The Leech Heart Interneuron Circuit

In the medicinal leech, blood is propelled through the circulatory system by the rhythmic constrictions of two lateral heart tubes. The timing and coordination of these constrictions are controlled by a central pattern generator (Calabrese et al. 1995). This pattern generator comprises a network of seven bilateral pairs of segmental heart (HN) interneurons. The CPG produces rhythmic activity (at about 0.1 Hz) that paces segmental heart motor neurons, which in turn drive the two hearts. The synaptic connections among the interneurons and from the interneurons to the motor neurons are inhibitory (Figure 2). The first four pairs of heart interneurons control the timing of the network.

Figure 1:  The 21 ganglia of the leech nervous system.  (From From Neuron to Brain, used with permission.)

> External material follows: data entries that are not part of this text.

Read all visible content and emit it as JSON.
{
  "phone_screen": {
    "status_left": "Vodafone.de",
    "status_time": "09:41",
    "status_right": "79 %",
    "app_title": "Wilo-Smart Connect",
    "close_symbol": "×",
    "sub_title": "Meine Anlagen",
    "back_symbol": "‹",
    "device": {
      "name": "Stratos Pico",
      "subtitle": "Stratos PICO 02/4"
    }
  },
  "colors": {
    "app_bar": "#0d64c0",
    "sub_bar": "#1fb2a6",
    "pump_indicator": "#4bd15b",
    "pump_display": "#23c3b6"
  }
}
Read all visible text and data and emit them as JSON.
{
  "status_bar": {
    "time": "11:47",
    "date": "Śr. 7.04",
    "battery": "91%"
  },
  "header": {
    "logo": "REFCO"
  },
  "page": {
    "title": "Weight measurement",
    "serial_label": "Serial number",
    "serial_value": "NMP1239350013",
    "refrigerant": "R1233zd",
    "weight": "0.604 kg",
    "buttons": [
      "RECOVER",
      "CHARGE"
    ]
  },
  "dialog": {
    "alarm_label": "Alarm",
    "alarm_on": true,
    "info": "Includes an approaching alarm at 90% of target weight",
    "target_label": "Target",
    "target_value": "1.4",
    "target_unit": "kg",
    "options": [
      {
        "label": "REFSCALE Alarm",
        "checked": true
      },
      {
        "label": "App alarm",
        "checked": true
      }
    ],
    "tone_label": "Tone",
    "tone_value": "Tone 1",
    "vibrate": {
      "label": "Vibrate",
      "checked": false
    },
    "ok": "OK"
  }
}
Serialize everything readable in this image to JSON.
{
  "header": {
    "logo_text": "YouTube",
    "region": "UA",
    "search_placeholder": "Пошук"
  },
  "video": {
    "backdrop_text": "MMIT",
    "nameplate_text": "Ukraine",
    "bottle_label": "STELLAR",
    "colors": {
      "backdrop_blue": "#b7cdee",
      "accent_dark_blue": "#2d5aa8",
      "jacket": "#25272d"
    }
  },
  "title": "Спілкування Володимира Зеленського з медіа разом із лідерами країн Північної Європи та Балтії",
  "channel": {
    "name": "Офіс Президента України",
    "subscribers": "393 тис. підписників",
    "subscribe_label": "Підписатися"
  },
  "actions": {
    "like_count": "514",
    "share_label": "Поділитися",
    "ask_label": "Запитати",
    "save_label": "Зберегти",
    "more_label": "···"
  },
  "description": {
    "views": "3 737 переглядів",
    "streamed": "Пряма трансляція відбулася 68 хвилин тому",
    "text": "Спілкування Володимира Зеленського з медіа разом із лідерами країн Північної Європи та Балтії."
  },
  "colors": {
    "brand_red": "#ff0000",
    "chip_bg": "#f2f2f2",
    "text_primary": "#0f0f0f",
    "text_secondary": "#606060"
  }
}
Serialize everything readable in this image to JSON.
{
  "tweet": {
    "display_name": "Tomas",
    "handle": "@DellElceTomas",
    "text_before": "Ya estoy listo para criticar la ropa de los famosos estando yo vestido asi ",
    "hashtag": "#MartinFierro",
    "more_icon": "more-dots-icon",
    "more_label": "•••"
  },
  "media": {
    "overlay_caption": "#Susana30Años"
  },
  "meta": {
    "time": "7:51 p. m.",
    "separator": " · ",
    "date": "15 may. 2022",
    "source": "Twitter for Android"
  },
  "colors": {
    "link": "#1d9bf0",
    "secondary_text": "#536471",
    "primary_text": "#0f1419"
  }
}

Figure 2:  A) shows the functional anatomy of the beat timing circuit.  Circles represent cell bodies and synaptic input sites, lines represents axons and processes, and squares represent specializations of the axons for spike initiation and synaptic input.  HN cells are indexed by body side and ganglion number.  HN1 and HN2 cells send axons down to G3 and G4, and make reciprocal inhibitory connections with HN cells on the same side in each ganglion.  Each HN3 and HN4 cell makes a reciprocal spike-mediated and graded synaptic connection with its contralateral homologue.  In addition, each HN3 cell sends an axon down to G4, and makes reciprocal inhibitory connections with the HN1 and HN2 cells on the same side.  Red and yellow indicate the approximate activity phase of each cell, with red corresponding to ~0 degrees, and yellow to ~180 degrees.  As described in the text, only the connections in G4 are modeled.  B) shows the schematic of the modeled circuit.  Since HN1 cell process in G4 fires in-phase with the ipsilateral HN2 process, and since the two cells make identical synaptic connections, they lumped together.  Note that each HN1-2 synapse represents two synaptic connections, one for the HN1 cell and one for the HN2 cell.  The synapses connecting the bilateral HN3 and HN4 cells also represent two connections, one spike-medated and the other graded.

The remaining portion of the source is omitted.